L’inclusivité, c’est aussi une question d’argent
L’inclusivité est devenue un mot-clé dans le milieu des musiques électroniques. On le retrouve dans les programmations, les manifestes, les communiqués. On célèbre les line-ups plus divers, les clubs plus sûrs, les espaces plus mixtes. Mais il existe une forme d’exclusion dont on parle peu, plus silencieuse et plus systémique : celle de l’argent. Car l’inclusivité n’a de sens que si elle est aussi économique.
Aujourd’hui, danser ensemble coûte cher. Entre le ticket d’entrée, les transports, les consommations et parfois même l’hébergement, le prix d’une nuit peut dépasser celui d’un loyer journalier. Dans un contexte où l’inflation s’installe et où les salaires stagnent, beaucoup renoncent à la fête. Et avec eux disparaît une part de ce qui faisait la richesse du dancefloor : sa diversité sociale. On parle souvent de safe spaces, rarement de cheap spaces. Pourtant, les deux devraient aller de pair.

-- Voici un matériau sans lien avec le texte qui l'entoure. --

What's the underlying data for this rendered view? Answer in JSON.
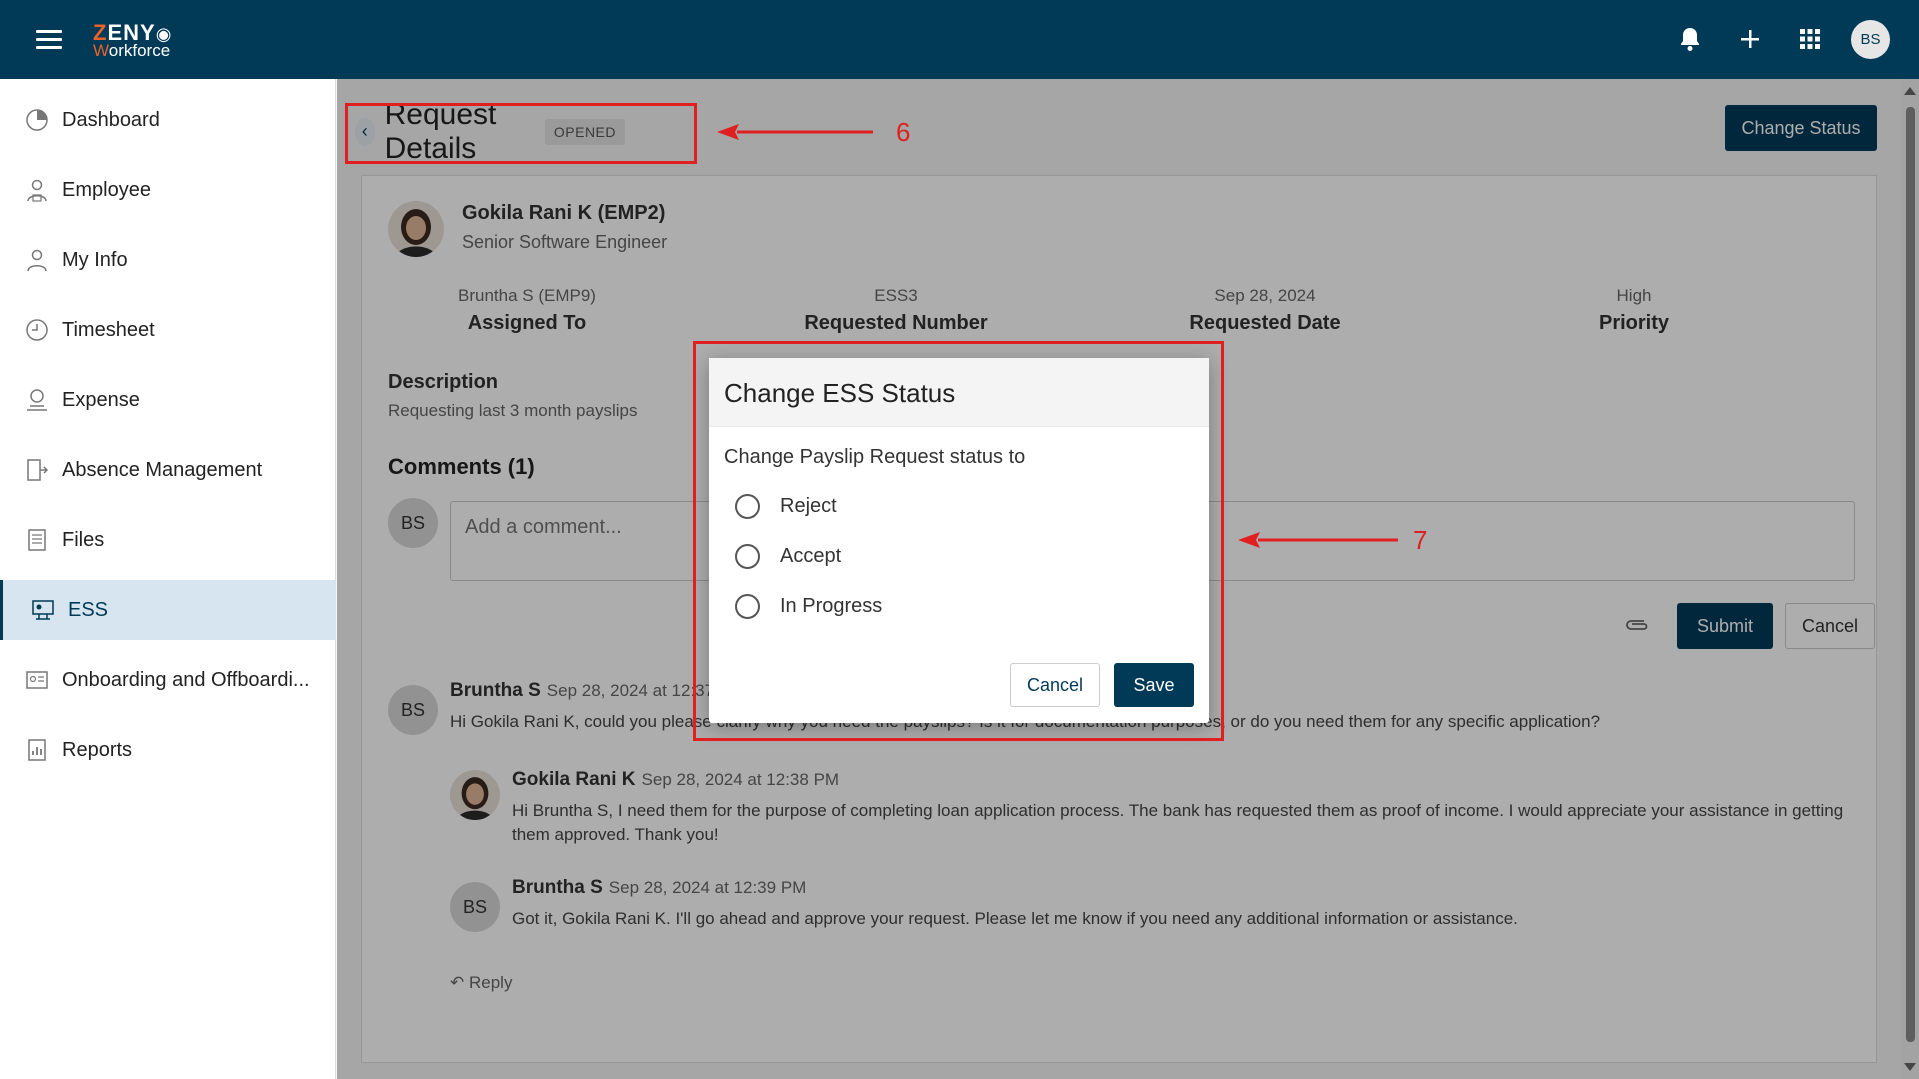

Ceux qui ont connu les débuts de la scène le savent : la fête n’a jamais été un privilège réservé. Elle est née des marges, des minorités, de ceux qui n’avaient pas grand-chose mais voulaient créer ensemble. Les clubs et festivals étaient des lieux d’émancipation, pas des vitrines. Aujourd’hui, certains événements se vendent comme “ouverts à tous” alors que leurs prix d’entrée excluent une grande partie du public qu’ils prétendent représenter. Cette contradiction n’est pas anecdotique : elle menace la vitalité même de la scène.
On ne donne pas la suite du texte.